И вот теперь, расслабленно покачиваясь в седле, старый наёмник с обманчиво благодушным видом озирал окрестности из-под белесых, как у молодого поросенка, ресниц, что опушали его красноватые от бессонницы и усталости глаза. Рука привычно лежала на эфесе шпаги; жёсткий металл кольчужного воротника уже согрелся от соприкосновения с телом и больше не холодил кожу. Дубовая роща кончилась; вместе с нею кончился и неприятно хрустевший под конскими копытами скользкий желудёвый ковер. Теперь рослый гнедой жеребец Валленберга с мягким перестуком ступал ногами по слегка припорошенной прошлогодней хвоей утоптанной земле. Дорога поросла жёсткой, остроконечной, как лезвия шпаг, лесной травой; кое-где на неё уже выползли кусты и даже молодые деревца. Капитана предупреждали, что здешние места пользуются дурной славой даже у местного населения, однако он торопился, а посему, имея у себя под рукой без малого два десятка хорошо вооруженных всадников, решил ради сокращения пути пренебречь опасностью очередного нападения шайки голодранцев.
Прихотливо, без видимой необходимости изгибаясь и петляя, дорога лениво карабкалась на высокий, поросший толстыми старыми соснами и серебристым мхом песчаный холм. В вековом сосновом бору было светло и просторно, как в огромном храме, медные колонны сосен возносили к испятнанному белой пеной облаков голубому небу пышные тёмно-зелёные кроны. Где-то неподалеку выбивал гулкую барабанную дробь красноголовый дятел; мягко стучали копыта, всхрапывали лошади, негромко позвякивала сбруя. Запах разогретой солнцем сосновой смолы и хвои пьянил, как молодое вино, забивая даже ставшие привычными запахи конского пота, дублёной кожи и железа. Вместе с карабкавшимся к зениту солнцем понемногу поднималось настроение. Валленберг повеселел, особенно когда вспомнил, что сегодня, быть может, ему удастся встретить поезд княжны Басмановой и, взяв её под свою охрану, повернуть восвояси. Ему было любопытно взглянуть на избранницу ландграфа, тем паче что сам Карл Вюрцбургский её ещё не видел; шевеля губами, он про себя повторил заученные перед отъездом, казавшиеся смешными и бессмысленными слова чужого языка: «Я – капитан гвардии ландграфа Вюрцбургского. Послан тебе навстречу, княжна, дабы невредимой доставить ко двору моего господина». С трудом выговаривая эту абракадабру, он надеялся лишь, что сумеет отличить княжну от других женщин, коих, как он подозревал, в её свите было немало. Господь всемогущий! Разве мечтал он когда-либо о таком венце карьеры? Тащить через болота и кишащие лихими людьми леса целый обоз причитающих, визжащих, всё время норовящих отстать и заблудиться баб – такого, право, врагу не пожелаешь!

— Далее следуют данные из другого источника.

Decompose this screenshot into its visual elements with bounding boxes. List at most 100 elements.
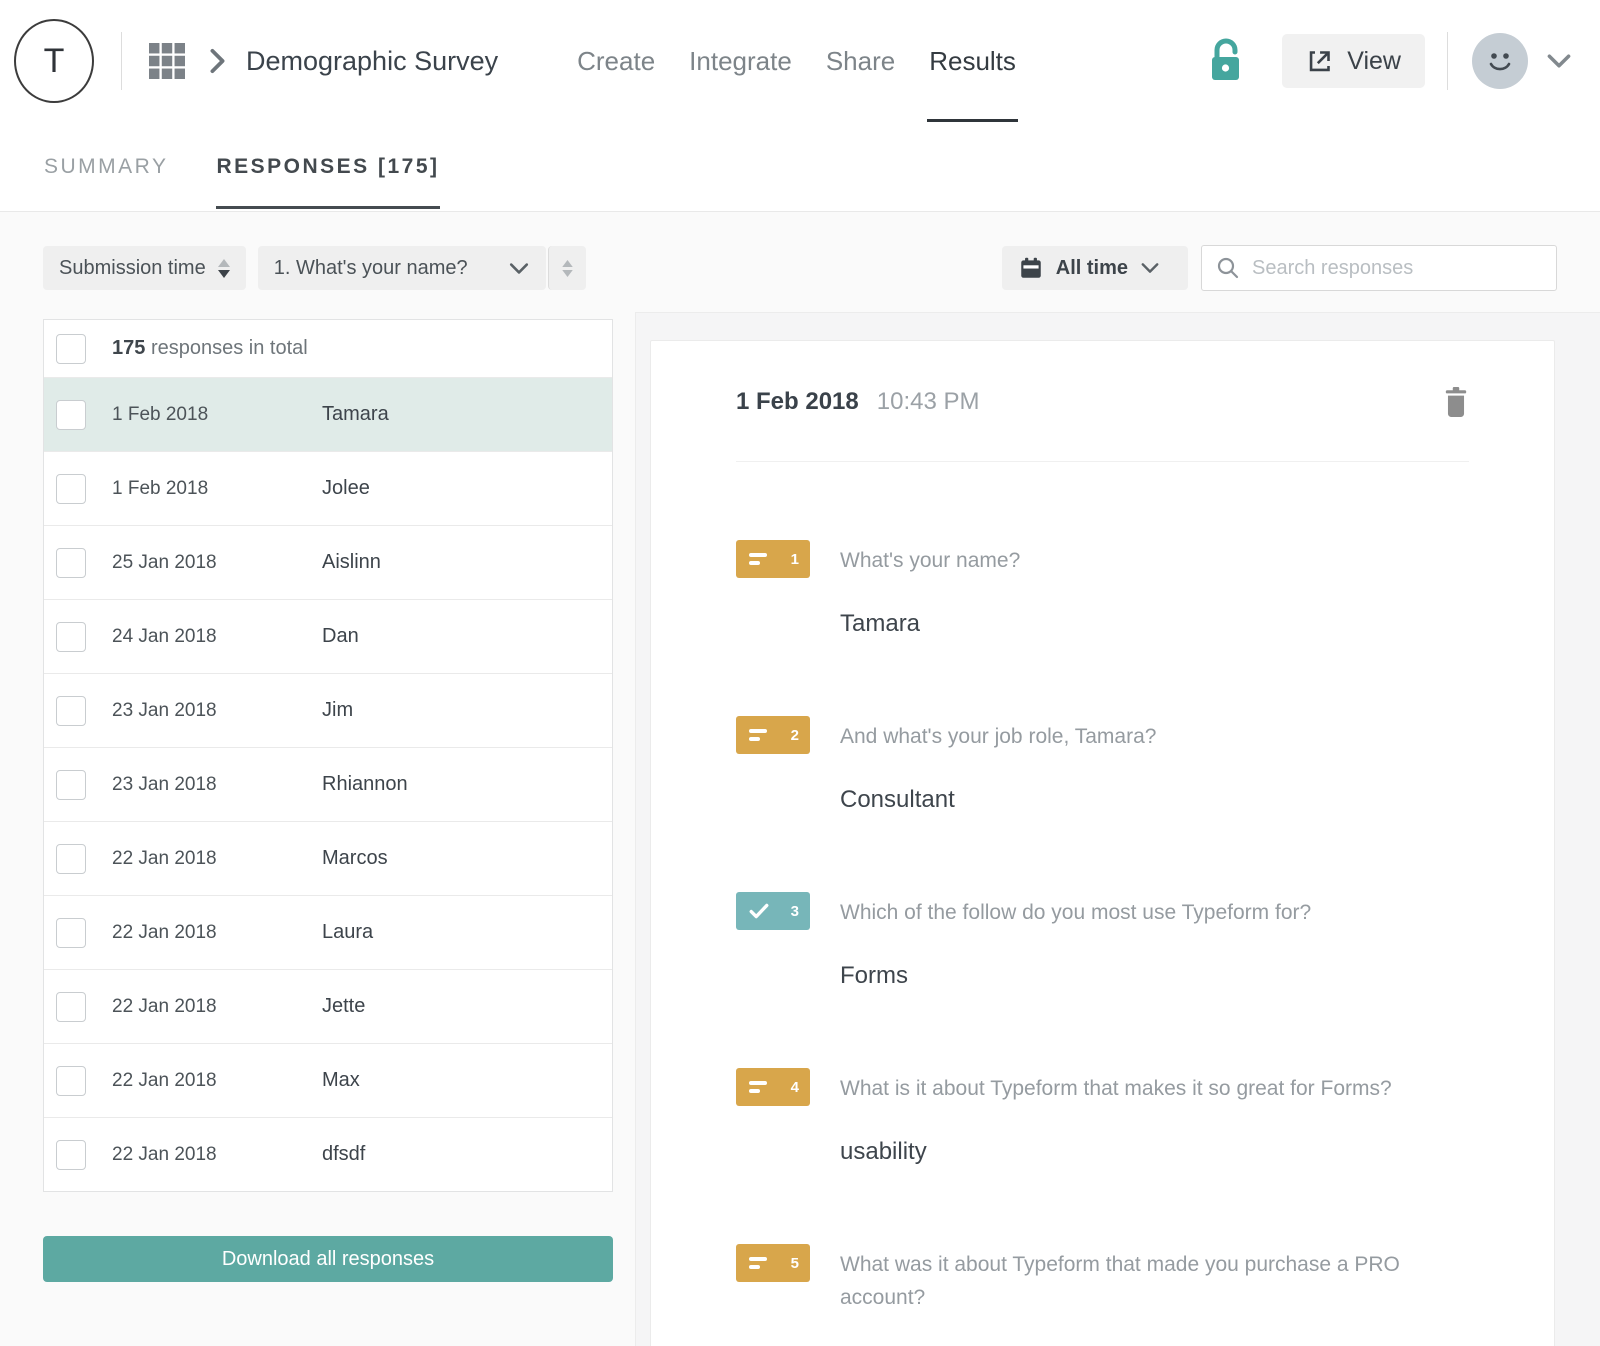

Где-то в стороне пронзительно и визгливо скрипнуло потревоженное ветром дерево. Ехавший по правую руку от капитана всадник заметно вздрогнул и нервно стиснул резной приклад колесцового мушкета.
– Спокойнее, Курт, – сказал ему Валленберг. – Это всего лишь старая сухая сосна. Боюсь, здесь нет ничего опаснее белок. Это путешествие понемногу становится скучным, ты не находишь?
Ландскнехт повернул к нему обветренное, обезображенное длинным извилистым шрамом горбоносое лицо.
– Тот старик на постоялом дворе рассказывал, что в здешних местах водится нечистая сила, – сказал он.
– И ты испугался бабьих сказок, придуманных грязными славянскими свиньями? – усмехнулся Валленберг. – Они темны, забиты и боятся даже собственной тени. Ха! Нечистая сила! Я скитаюсь по свету уже больше двадцати лет, и поверь, дружище, мне ни разу не встретилась нечисть, которая не испустила бы дух, отведав моей шпаги!
– Вы везучий человек, капитан, – уклончиво ответил ни в чём не переубеждённый ландскнехт.
– Верить мне или нищему с постоялого двора – твоё дело, приятель, – посуровев, сказал Валленберг. – Если думаешь, что это тебе поможет, помолись. Я, так и быть, отвернусь на минутку. А больше, увы, я ничем не могу тебе помочь.
– Вряд ли Господь услышит мою молитву, – с сомнением заметил наёмник.
– Тем более не стоит вешать нос, – подбодрил его Валленберг. – Нечисть… Нашёл, кого бояться! У этих славян даже нечисть какая-то мелкая – домовые, лешие, кикиморы… То ли дело – тролль величиной с гору! Или огнедышащий дракон. А тот старый хрыч на постоялом дворе почти наверняка врал, рассказывая сказки, которые сам только что сочинил, дабы мы, свернув на указанную им тропу, угодили прямиком в лапы его сообщников. Бог свидетель, я был бы даже не прочь ещё разок позабавиться, насаживая их на вертел! – При этих словах обтянутая грязной и засаленной замшевой перчаткой ладонь капитана фон Валленберга многозначительно похлопала по эфесу шпаги. – Увы, нам не до развлечений. Время не терпит, не то я бы непременно последовал совету старого лазутчика и двинулся той дорогой, которую он указал. Здешние места после этого стали бы немного чище, а всем нам было бы не так скучно. Да и ты, дружище Курт, не так трясся бы при виде настоящего врага, как трясёшься из страха столкнуться с врагом воображаемым…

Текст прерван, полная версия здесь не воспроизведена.